Milli Birliğin Sağlanması ve Korunması

Suriye'nin saldırısı ile oluşan,  ülkemizi ve ulusumuzu derin bir yasa boğan elim uçak düşürülme faciasından sonra iktidar ve muhalefette bulunan herkes "Milli birlik ve beraberlik içinde bulunulması" gerektiğinden söz etmeye başlamıştır.

Sadece bu talihsiz olay nedeniyle değil, her zaman milli birlik beraberlik içinde olmamız gerektiğini hararetle savunan biriyim. Bu konuda onlarca makale yazdım, yüzlerce yorum yaptım ve birçok çağrıda bulundum. Aynı görüşlerimi sürekli olarak koruyor ve bulduğum her fırsatta bu husustaki görüşlerimi dile getirmeye çalışıyorum.

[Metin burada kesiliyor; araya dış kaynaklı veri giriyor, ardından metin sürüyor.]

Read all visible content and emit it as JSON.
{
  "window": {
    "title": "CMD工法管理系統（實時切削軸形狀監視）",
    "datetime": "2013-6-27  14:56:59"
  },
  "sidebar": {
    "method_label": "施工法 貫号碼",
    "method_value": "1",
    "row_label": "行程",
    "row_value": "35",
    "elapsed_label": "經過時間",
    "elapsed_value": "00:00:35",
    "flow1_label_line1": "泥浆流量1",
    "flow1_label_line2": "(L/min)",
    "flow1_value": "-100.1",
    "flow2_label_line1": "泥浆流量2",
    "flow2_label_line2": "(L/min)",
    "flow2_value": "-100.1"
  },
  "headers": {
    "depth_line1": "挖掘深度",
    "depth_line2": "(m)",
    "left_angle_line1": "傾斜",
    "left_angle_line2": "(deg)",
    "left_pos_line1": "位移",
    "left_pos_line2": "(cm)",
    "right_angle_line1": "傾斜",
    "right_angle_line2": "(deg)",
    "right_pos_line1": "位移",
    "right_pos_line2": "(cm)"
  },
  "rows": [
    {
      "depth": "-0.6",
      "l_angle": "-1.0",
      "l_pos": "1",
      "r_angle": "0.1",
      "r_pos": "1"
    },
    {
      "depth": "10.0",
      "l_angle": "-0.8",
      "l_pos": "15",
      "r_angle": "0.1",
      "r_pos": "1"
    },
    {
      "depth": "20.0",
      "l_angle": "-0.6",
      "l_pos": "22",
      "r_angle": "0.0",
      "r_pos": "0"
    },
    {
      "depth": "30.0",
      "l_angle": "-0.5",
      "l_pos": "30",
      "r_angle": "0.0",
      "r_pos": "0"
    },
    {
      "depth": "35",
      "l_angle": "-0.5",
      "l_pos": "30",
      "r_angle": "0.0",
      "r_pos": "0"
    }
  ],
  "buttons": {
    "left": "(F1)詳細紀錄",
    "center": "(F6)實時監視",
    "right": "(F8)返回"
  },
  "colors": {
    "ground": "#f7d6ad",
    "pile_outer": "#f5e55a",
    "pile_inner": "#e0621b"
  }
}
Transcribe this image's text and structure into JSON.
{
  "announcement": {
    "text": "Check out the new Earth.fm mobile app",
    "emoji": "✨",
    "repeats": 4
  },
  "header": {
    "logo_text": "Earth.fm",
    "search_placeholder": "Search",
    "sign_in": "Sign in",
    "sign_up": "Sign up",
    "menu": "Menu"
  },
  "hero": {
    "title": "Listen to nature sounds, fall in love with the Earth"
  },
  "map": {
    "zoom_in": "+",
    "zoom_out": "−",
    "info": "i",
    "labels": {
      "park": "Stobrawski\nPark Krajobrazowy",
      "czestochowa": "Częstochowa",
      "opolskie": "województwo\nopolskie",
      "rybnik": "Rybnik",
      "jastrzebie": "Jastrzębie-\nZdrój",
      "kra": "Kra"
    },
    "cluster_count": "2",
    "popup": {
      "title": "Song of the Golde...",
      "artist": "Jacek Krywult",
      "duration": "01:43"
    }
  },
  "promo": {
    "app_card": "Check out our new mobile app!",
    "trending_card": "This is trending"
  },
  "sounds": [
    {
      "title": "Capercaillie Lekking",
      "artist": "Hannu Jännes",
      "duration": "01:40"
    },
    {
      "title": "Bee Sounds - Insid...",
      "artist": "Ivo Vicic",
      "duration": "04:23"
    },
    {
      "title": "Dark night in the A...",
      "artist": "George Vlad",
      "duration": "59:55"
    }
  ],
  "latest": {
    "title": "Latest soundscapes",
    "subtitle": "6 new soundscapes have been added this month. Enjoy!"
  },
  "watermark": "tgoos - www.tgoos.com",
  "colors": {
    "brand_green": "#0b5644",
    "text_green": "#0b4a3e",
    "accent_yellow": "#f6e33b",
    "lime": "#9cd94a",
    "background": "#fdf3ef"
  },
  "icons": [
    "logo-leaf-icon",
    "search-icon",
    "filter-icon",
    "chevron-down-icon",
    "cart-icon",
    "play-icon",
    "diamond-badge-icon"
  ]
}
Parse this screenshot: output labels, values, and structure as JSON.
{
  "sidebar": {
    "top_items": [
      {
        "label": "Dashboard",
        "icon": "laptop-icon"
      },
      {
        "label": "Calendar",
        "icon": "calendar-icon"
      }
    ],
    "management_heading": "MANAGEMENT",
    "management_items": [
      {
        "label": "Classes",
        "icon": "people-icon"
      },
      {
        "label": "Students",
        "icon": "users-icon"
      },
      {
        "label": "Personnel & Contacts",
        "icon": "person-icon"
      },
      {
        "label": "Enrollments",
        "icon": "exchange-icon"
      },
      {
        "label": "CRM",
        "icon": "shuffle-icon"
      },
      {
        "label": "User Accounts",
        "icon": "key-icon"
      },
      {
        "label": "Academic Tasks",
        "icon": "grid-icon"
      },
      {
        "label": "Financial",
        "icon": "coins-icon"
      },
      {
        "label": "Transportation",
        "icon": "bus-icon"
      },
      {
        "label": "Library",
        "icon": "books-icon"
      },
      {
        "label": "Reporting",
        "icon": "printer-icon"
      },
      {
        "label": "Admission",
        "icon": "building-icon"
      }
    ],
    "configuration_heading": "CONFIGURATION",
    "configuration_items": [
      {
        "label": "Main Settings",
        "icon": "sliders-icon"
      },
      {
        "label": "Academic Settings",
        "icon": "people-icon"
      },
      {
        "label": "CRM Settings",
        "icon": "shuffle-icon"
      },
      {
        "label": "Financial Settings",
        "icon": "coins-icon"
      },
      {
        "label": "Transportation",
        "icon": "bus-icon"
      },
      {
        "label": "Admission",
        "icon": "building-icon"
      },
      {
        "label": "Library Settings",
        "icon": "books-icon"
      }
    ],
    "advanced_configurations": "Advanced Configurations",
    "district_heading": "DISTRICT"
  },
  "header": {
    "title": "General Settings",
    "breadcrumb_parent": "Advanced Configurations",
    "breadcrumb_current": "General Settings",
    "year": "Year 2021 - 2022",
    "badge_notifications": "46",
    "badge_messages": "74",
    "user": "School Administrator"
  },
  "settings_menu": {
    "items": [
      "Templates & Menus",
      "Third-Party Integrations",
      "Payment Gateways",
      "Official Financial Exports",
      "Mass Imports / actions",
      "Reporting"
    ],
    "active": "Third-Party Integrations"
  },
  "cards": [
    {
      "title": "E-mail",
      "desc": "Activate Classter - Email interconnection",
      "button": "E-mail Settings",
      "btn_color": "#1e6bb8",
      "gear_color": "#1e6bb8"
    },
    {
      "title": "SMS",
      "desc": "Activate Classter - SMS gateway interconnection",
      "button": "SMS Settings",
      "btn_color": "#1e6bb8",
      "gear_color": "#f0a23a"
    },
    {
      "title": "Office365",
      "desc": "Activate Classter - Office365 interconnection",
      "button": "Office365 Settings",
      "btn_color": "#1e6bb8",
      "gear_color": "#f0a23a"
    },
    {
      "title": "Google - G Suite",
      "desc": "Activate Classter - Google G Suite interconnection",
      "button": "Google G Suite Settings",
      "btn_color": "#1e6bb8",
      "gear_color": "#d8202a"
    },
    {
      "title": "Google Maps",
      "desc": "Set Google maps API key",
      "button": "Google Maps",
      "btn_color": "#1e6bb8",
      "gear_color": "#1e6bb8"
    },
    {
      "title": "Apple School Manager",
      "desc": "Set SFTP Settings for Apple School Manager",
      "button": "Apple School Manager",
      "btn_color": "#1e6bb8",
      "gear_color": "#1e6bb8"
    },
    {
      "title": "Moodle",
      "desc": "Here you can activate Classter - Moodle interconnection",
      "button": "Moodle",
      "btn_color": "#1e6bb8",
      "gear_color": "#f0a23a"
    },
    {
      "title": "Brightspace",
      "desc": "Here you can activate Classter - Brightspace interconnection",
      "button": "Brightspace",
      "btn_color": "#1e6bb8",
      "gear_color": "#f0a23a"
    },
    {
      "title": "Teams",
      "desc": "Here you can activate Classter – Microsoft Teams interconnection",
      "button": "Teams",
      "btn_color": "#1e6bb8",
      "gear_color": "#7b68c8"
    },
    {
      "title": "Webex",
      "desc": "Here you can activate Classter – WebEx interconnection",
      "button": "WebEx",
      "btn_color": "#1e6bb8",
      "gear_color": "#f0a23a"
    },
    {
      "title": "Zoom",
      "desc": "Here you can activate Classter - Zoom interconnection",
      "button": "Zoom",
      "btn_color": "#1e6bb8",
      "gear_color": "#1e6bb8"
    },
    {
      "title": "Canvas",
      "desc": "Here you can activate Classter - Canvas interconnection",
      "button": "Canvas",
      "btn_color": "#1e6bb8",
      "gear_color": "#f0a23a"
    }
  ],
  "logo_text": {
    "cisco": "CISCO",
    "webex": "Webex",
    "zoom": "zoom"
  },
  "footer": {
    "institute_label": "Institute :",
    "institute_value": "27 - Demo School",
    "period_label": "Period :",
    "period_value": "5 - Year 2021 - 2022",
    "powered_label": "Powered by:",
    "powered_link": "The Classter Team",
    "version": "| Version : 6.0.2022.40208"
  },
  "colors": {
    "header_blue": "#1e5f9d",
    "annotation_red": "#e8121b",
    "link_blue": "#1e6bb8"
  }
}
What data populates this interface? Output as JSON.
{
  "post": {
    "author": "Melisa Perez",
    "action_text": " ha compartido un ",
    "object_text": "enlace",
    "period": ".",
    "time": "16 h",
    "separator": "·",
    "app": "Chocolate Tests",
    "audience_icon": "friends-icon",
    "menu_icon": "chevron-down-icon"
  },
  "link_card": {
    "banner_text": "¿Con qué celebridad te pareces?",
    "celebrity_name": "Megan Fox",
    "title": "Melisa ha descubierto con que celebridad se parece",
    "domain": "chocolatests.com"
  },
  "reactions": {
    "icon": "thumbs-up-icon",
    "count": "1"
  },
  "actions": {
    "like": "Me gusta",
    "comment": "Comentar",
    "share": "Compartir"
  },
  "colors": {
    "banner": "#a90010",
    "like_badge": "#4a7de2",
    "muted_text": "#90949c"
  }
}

Zira ulusal birlik, bir ülkenin ve ulusun en olmazsa olmazıdır. Sadece olağanüstü hallerde değil, her zaman ve her koşulda birlik ve beraberlik içinde olunması vatanın selameti ve halkın huzuru açısından büyük önem taşır.

Birliğin sağlanabilmesi için herkesin aynı siyasi görüşte olması gerekmiyor. Ortak bir düzeyde buluşulması için iyi niyetli olunması, karşılıklı sevgi saygıya önem verilmesi ve bunların paylaşılması yeterlidir.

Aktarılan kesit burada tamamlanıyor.